Recorded webinar: sNuc-Seq – High throughput RNA profiling of single nuclei with Nadia
sNuc-seq allows researchers to profile gene expression in difficult to isolate cells as well as archived tissues. Dolomite Bio has developed and validated a new protocol for high throughput sNuc-Seq on the Nadia Instrument. This webinar will discuss:
- Dolomite Bio’s approach to profiling single nuclei in a high throughput method using the Nadia Instrument
- The benefits of using the sNuc-Seq application, how to overcome the challenges and how to implement it yourself
- Top tips for Sample preparation, droplet optimization and library preparation
- Presentation of sNuc-Seq data from both Dolomite Bio and Imperial College London (ICL)
- A research case study form ICL: Using brain nuclei from post-mortem tissue to investigate Motor Neuron Disease
Questions and Answers
1. What is the maximum scale of cells and samples?
The largest cell size which we currently recommend can be encapsulated on the Nadia instrument is approximately 40µm. Larger cells will increase the risk of blockages occurring in the microfluidic junction or cartridge filter.The range of sample volumes which can be run on the Nadia instrument is between 100 and 250µl.
2. Do I need to buy a different cartridge to conduct sNuc-Seq on Nadia?
No, you will not need to buy separate Nadia cartridges to access sNuc-Seq as an application. As of our last update, all of our previous scRNA-Seq Nadia cartridges are now capable of performing either scRNA-Seq or sNuc-Seq as standard. Simply insert the cartridge into Nadia and you will be prompted to choose which protocol you wish to use. For further information on this feature, consult our Nadia User Manual.
3. Do we need to change parameters for encapsulating nuclei or are they the same as for single cells?
The protocol parameters for sNuc-Seq on Nadia are largely the same as the parameters for scRNA-Seq aside from the incubation time following dropletisation.

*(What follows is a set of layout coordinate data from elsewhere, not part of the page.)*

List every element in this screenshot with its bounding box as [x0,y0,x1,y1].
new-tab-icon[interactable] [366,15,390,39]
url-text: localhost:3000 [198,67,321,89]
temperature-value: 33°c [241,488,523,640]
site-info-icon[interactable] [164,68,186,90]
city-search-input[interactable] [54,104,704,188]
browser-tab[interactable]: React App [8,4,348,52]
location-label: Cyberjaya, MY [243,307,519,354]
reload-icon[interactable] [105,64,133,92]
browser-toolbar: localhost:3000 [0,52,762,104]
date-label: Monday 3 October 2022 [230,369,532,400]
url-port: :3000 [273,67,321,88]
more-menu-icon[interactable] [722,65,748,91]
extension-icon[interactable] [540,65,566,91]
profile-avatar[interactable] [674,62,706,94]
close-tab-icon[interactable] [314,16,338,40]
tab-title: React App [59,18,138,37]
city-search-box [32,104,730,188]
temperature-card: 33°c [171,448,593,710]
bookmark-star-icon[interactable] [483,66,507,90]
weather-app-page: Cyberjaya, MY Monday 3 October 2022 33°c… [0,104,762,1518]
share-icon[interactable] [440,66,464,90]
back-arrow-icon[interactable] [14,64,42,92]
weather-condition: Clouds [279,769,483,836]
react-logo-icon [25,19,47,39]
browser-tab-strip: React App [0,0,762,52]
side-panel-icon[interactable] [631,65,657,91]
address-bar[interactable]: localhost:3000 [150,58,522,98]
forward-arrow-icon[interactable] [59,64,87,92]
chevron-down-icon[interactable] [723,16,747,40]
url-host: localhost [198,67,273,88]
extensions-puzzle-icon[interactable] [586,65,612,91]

This incubation time is increased for nuclei to allow more thorough lysis.Additionally, the protocol for isolating single nuclei prior to encapsulation is different and requires more time than the protocol for singulating whole cells. Both of these differences are covered in more detail in our newest sNuc-Seq for Nadia protocol.
4. Is there a way to limit mRNA background in the sNuc-Seq application?
Background mRNA can be limited at a few different steps of the protocol if this is a persistent problem. mRNA background can most effectively be limited during the nuclei isolation step, where tissue homogenisation should be conducted in a clean environment, exposing the lysate to the air for a minimum amount of time. Ideally, this can be conducted in a fume hood and on ice to avoid contamination. Make sure to aspirate off sufficient supernatant when spinning down and resuspending the nuclei in EZ buffer. Both of these steps are detailed in the sNuc-Seq on Nadia protocol. During sample loading on the Nadia, the integrated magnetic stirrers in the Nadia cartridge will agitate your nuclei samples. Depending on precise conditions, you may wish to decrease the stirrer speed to disturb your nuclei less. This decreases the chance of the stirrers causing damage to the nuclei and releasing mRNA into the sample solution where it can be encapsulated and contribute to junk mRNA. After sequencing has occurred, we also recommend that users construct a knee-plot with their unaligned reads by plotting their cellular barcodes against the cumulative reads assigned to those barcodes. From here, setting a threshold at the inflection point of this knee-plot can allow users to omit beads which occupied a droplet without a cell but that were still bound to background mRNA. More details on this pipeline and how to construct knee-plots are available in our NGS guide.For further information on this feature, consult our Nadia User Manual.